Wholeness of the Holidays

Once again, the holiday season is upon us. For most, this season carries with it a wide range of emotions. It’s a time to sit back and enjoy the love we feel for one another. Families come together, festivities abound, and the feeling of spirituality is in the air. It’s also a time we reflect on our lives and relationships. Not only do we feel our gratitude, but we also feel our disappointments and issues, as well as those of our loved ones.

We all have our belief systems. They include our ideals, longings, and judgments. When the family gets together, individuals cannot help but project onto one another. When others project their issues onto us, we feel measured. As we feel measured, so too we measure. We see some people as successful and others as lacking. In this time of annual reflection, all feelings are heightened.

The question is what to do with them. Suggestions abound. Denial is a popular one. Bury your head in the sand and try to push out everything except feelings of joy that are traditionally supposed to accompany the season. Others take on a philosophical perspective, acknowledging this is just how life is. There is no one appropriate technique.

Oftentimes what we do is dictated by the nature of our psyche. Some dissociate, trying to feel nothing or avoiding being part of the dynamic. Others reach out in an attempt to commune with their loved ones. Some suppress any uncomfortable feelings and take on a jovial persona. Others try to control the situation, feeling affirmed by their convictions and evaluation of everyone and everything around them. Still others embrace a neat and tidy perspective where everything is fine. What is not fine is nicely tucked away in an orderly place beyond emotion. Needless to say, with such a spectrum of dynamics projected onto one another, family get-togethers can become quite a complex ordeal. This is neither right nor wrong; it is simply the state of human affairs.

It is only natural to ask how to deal with it all. For starters, I would suggest dealing with it naturally. What is the alternative? To deal with it unnaturally? If you look at many suggested techniques, you will soon recognize that they tend to be unnatural. It is natural to feel periods of spiritual appreciation, joy, sadness, and even depression.

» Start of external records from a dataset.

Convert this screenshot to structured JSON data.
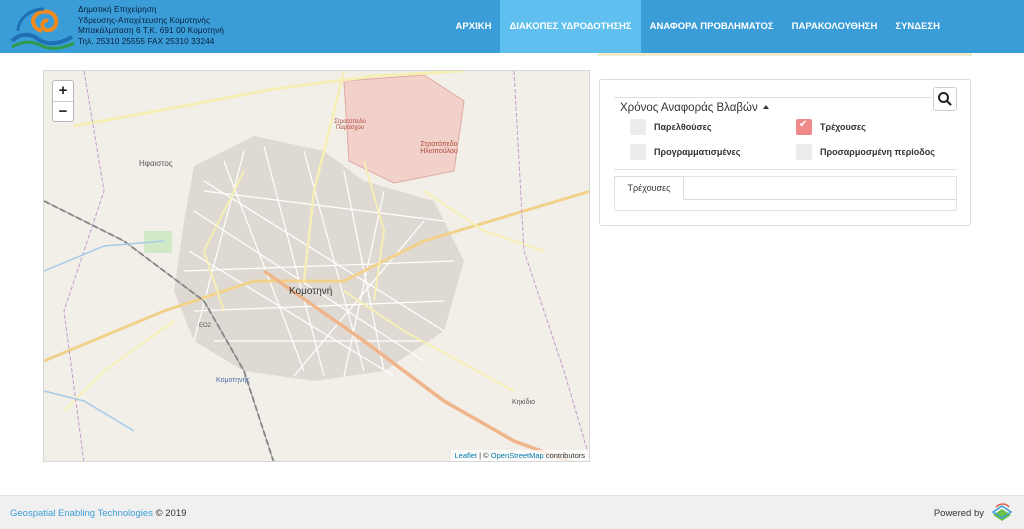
{
  "header": {
    "org_lines": [
      "Δημοτική Επιχείρηση",
      "Υδρευσης-Αποχέτευσης Κομοτηνής",
      "Μπακάλμπαση 6  Τ.Κ. 691 00  Κομοτηνή",
      "Τηλ. 25310 25555     FAX 25310 33244"
    ],
    "nav": [
      {
        "label": "ΑΡΧΙΚΗ",
        "active": false
      },
      {
        "label": "ΔΙΑΚΟΠΕΣ ΥΔΡΟΔΟΤΗΣΗΣ",
        "active": true
      },
      {
        "label": "ΑΝΑΦΟΡΑ ΠΡΟΒΛΗΜΑΤΟΣ",
        "active": false
      },
      {
        "label": "ΠΑΡΑΚΟΛΟΥΘΗΣΗ",
        "active": false
      },
      {
        "label": "ΣΥΝΔΕΣΗ",
        "active": false
      }
    ]
  },
  "map": {
    "zoom_in": "+",
    "zoom_out": "−",
    "attribution": {
      "leaflet": "Leaflet",
      "sep": " | © ",
      "osm": "OpenStreetMap",
      "suffix": " contributors"
    },
    "labels": {
      "city": "Κομοτηνή",
      "hfaistos": "Ηφαιστος",
      "camp1": "Στρατόπεδο Ηλιοπούλου",
      "camp2": "Στρατόπεδο Παράσχου",
      "kikidio": "Κηκίδιο",
      "station": "Κομοτηνής",
      "e02": "ΕΟ2"
    }
  },
  "panel": {
    "title": "Χρόνος Αναφοράς Βλαβών",
    "options": [
      {
        "label": "Παρελθούσες",
        "checked": false
      },
      {
        "label": "Τρέχουσες",
        "checked": true
      },
      {
        "label": "Προγραμματισμένες",
        "checked": false
      },
      {
        "label": "Προσαρμοσμένη περίοδος",
        "checked": false
      }
    ],
    "tab": "Τρέχουσες"
  },
  "footer": {
    "company": "Geospatial Enabling Technologies",
    "copyright": " © 2019",
    "powered": "Powered by"
  },
  "colors": {
    "nav": "#3b9dd8",
    "nav_active": "#5fc0f0",
    "checked": "#f08a8a"
  }
}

During this holiday season, realize that a full range of emotions will run through you. There will be times of comfort, joy, adoration, appreciation, pride, glee, nostalgia, reverence, devotion, love, and happiness. There will be times of sadness, unrequited love, anger, hurt, resentment, disappointment, and depression. It is only natural and human to have diverse feelings. After all, what exhausts us is the suppression of the natural flow of our own being. To depress your feelings creates depression. Allow yourself to live naturally.

Unification of being is when all things come together into a seamless whole. Keep in mind that the experience of unification is called bliss. Unification means unification of all things; it is not just unification with everything you like and the annihilation of everything else. Polar opposites merge into oneness (happy/sad, mean/kind, love/hate, war/peace). Taken as an ideal, this can seem most confusing, but to experience it as the underlying essence of life is fulfillment.

As we begin to move in that direction of unification, it is experienced as sometimes bitter and sometimes sweet, and excess of either brings imbalance. As you allow yourself to move through life, all polar opposites begin to unify within the depth of your being and your relationship with the wholeness of life evolves. My suggestion throughout life, but particularly throughout this holiday season, is to be with what you are feeling. In so doing, your feelings will flow through you most naturally and become a path of healing. Suppression and overindulgence alike bring imbalance. If there is something within you that you try to hold away, it will only stay with you longer. If you attempt to cling only to those things which you feel are desirable, the denial of aspects within yourself will, over time, fester.

I would encourage you to use the holiday season as a technique to cultivate the very essence of the holiday season. That essence is unity—the divinity, holiness, and sanctity of unity. My prayer for you this holiday season is as always: that your life moves in the direction of greater wholeness, unification, and wisdom. These are all one and the same. They are the spirit of the holiday season.